According to a pathologist, Michelle had traces of swine flu surrounding her nose and throat, but the cause of her death was due to pneumonia and septicemia.
According to Michelle’s parents, after being sent home from her hospital visit, 22 hours later Michelle began having trouble breathing. When the Fernandos dialed for an ambulance, they were informed Michelle’s condition did not sound too fatal and that an ambulance will be there in 20 minutes, but shortly after Michelle became motionless. When the Fernandos dialed for an ambulance once again, it arrived moments later. Michelle was rushed to the hospital where she was pronounced dead.
Due to the hospitals negligence, an investigation was launched.
Dr.
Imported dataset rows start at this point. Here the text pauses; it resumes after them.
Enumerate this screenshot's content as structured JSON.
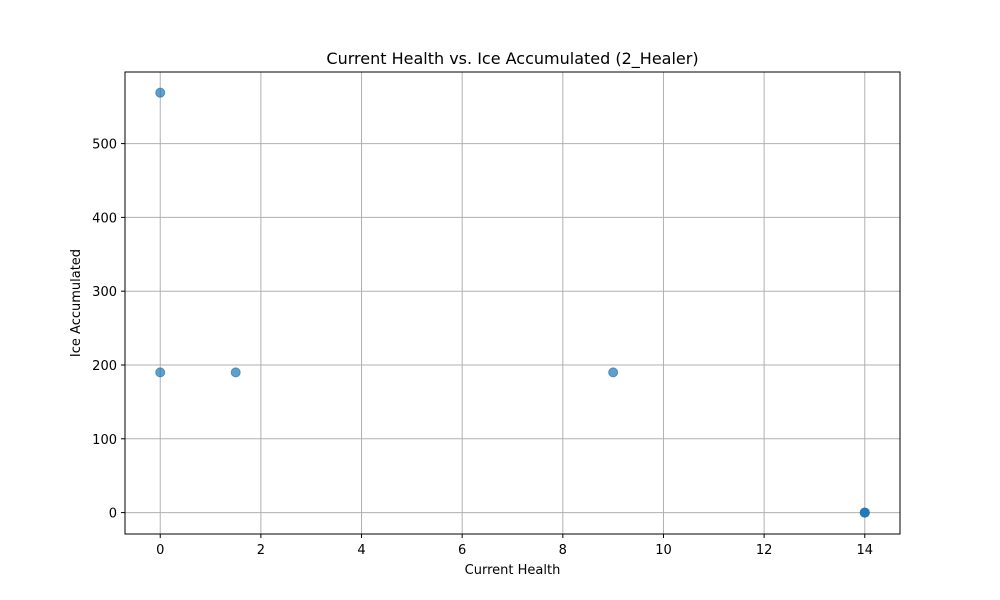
{
  "chart_data": {
    "type": "scatter",
    "title": "Current Health vs. Ice Accumulated (2_Healer)",
    "xlabel": "Current Health",
    "ylabel": "Ice Accumulated",
    "xlim": [
      -0.7,
      14.7
    ],
    "ylim": [
      -29,
      597
    ],
    "xticks": [
      0,
      2,
      4,
      6,
      8,
      10,
      12,
      14
    ],
    "yticks": [
      0,
      100,
      200,
      300,
      400,
      500
    ],
    "grid": true,
    "marker_color": "#1f77b4",
    "marker_alpha": 0.7,
    "points": [
      {
        "x": 0,
        "y": 569
      },
      {
        "x": 0,
        "y": 190
      },
      {
        "x": 1.5,
        "y": 190
      },
      {
        "x": 9,
        "y": 190
      },
      {
        "x": 14,
        "y": 0
      },
      {
        "x": 14,
        "y": 0
      },
      {
        "x": 14,
        "y": 0
      }
    ]
  }
}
Thomas Allport, a physician at Bristol Children’s Hospital who specializes in pediatrics, presided over the review. According to Allport it may have been likely for pneumonia to have been present in Michelle’s body; nevertheless her respiratory examination did not display any signs of pneumonia. Furthermore, he believes it was improbable for there to be septicemia, which can cause fatal infections that can get worse quickly.
The physician who examined the toddler, Dr. Jon Kim, provided evidence during the review stating Michelle’s rates were normal and her parents were concerned about her diarrhea and vomiting.
Greater Western Ambulance Service was also requested to explain why an ambulance had not been dispatched immediately. According to Paul Eland, a representative, it was because of the way operators were informed to handle the swine flu pandemic.
Since Michelle’s death in November 2009, Bristol Children’s Hospital and Greater Western Ambulance Service, implemented slight changes. The hospital now re-exam patients’, checking rate and pulse before discharge and Greater Western Ambulance Service now classify calls during swine flu pandemics involving toddlers as a priority.